E a dimostrarlo non è solo il rapporto infermieri-medici, ma anche l’analisi sui dati della Rilevazione forza lavoro dell’ISTAT.
 
Circa il 40% degli infermieri occupati nel Ssn svolge straordinario. Si tratta quindi su circa 270mila dipendenti di 108mila unità di personale.
 
Di questo straordinario circa il 4,5-5% è in eccesso rispetto ai normali parametri, il che significa che su 180mila unità di personale, per ridurre di questa percentuale lo straordinario, sarebbero necessarie 49.000 – 54.000 unità aggiuntive di personale, in linea quindi con il personale mancante in base al rapporto infermieri-medici.
 
Ed è per questo che la FNOPI ha chiesto un incontro urgente con il ministro della Salute Giulia Grillo e con le Regioni, impegnati finora sul versante della carenza di medici: se i medici mancano, a questo punto figuriamoci gli infermieri.
 
Le uniche Regioni che hanno raggiunto la media (anche se in alcune aziende ci sono carenze e comunque la carenza cresce in assoluto nel momento in cui sono gli stessi medici a essere carenti: un rapporto infermieri-medici corretto, ma basato su una carenza di medici è di per sé ugualmente carente) del rapporto 1:3 tra medici e infermieri sono, secondo l’analisi condotta dal Centro studi della Federazione nazionale degli Ordini degli infermieri (FNOPI) sui dati del Conto annuale 2016 del ministero dell’Economia sono Emilia Romagna, Friuli Venezia Giulia, Veneto, Molise e Bolzano (queste ultime due hanno una sola azienda sanitaria).

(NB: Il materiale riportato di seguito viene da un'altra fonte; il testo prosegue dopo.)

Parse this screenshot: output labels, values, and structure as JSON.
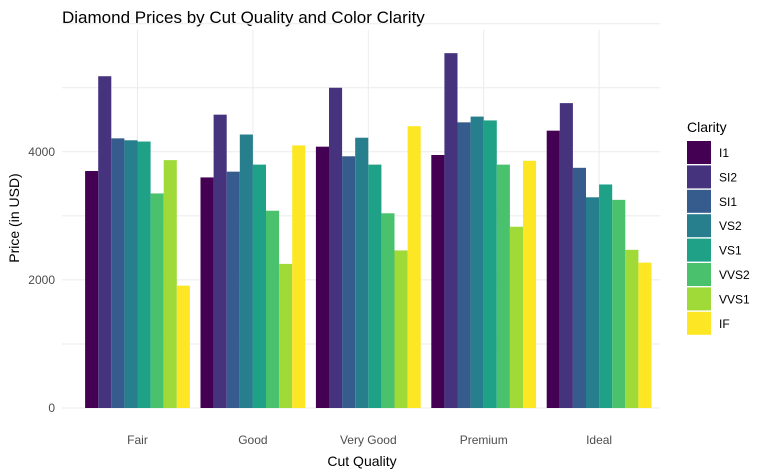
{
  "chart_data": {
    "type": "bar",
    "title": "Diamond Prices by Cut Quality and Color Clarity",
    "xlabel": "Cut Quality",
    "ylabel": "Price (in USD)",
    "ylim": [
      0,
      6000
    ],
    "yticks": [
      0,
      2000,
      4000
    ],
    "grid": true,
    "legend_position": "right",
    "legend_title": "Clarity",
    "categories": [
      "Fair",
      "Good",
      "Very Good",
      "Premium",
      "Ideal"
    ],
    "series": [
      {
        "name": "I1",
        "color": "#440154",
        "values": [
          3700,
          3600,
          4080,
          3950,
          4330
        ]
      },
      {
        "name": "SI2",
        "color": "#46337e",
        "values": [
          5180,
          4580,
          5000,
          5540,
          4760
        ]
      },
      {
        "name": "SI1",
        "color": "#365c8d",
        "values": [
          4210,
          3690,
          3930,
          4460,
          3750
        ]
      },
      {
        "name": "VS2",
        "color": "#277f8e",
        "values": [
          4180,
          4270,
          4220,
          4550,
          3290
        ]
      },
      {
        "name": "VS1",
        "color": "#1fa187",
        "values": [
          4160,
          3800,
          3800,
          4490,
          3490
        ]
      },
      {
        "name": "VVS2",
        "color": "#4ac16d",
        "values": [
          3350,
          3080,
          3040,
          3800,
          3250
        ]
      },
      {
        "name": "VVS1",
        "color": "#a0da39",
        "values": [
          3870,
          2250,
          2460,
          2830,
          2470
        ]
      },
      {
        "name": "IF",
        "color": "#fde725",
        "values": [
          1910,
          4100,
          4400,
          3860,
          2270
        ]
      }
    ]
  }
}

Anche se, come detto, si parla di media, ma in alcune aziende sanitarie l’equilibrio non si raggiunge e riemerge comunque una carenza, spesso legata anche all’utilizzo degli infermieri nella varie articolazioni territoriali.
 
Il resto d’Italia presenta carenze regionali per raggiungere il rapporto ottimale di cura tra medici e infermieri che vanno dai 9.755 infermieri in meno della Sicilia ai 616 infermieri in meno nelle Marche.
 
Resta il fatto che l’altalena di personale infermieristico su cui “dondolano” le aziende sanitarie italiane porta a un aumento di rischi per i pazienti e per gli stessi operatori: ogni infermiere dovrebbe assistere al massimo 6 pazienti per ridurre del 20% la mortalità . Attualmente ne assiste in media 11 e nelle Regioni dove la carenza è maggiore si arriva anche a 17.
 
E spesso è tamponato con soluzioni che non dovrebbero essere considerate lecite, come quella di non assumere personale, ma di utilizzare, per risparmiare,  quello messo a disposizione da cooperative o col lavoro interinale, cosa che non aiuta né la professionalità del singolo, stressato e sottopagato né il professionista numericamente insufficiente a erogare un’assistenza di qualità né un’assistenza specializzata che i professionisti potrebbero erogare ma che le organizzazioni con scarso organico non riescono a riconoscere e valorizzare adeguatamente.
 
La cronicità e la demografia in genere con l’incremento dell’età e della vita media, aumenteranno i bisogni di assistenza e gli infermieri non solo possono, ma devono essere messi in grado di esprimere il massimo delle loro potenzialità sia in termini quantitativi che qualitativi. Un mancato intervento oggi non avrà possibilità di essere riparato domani.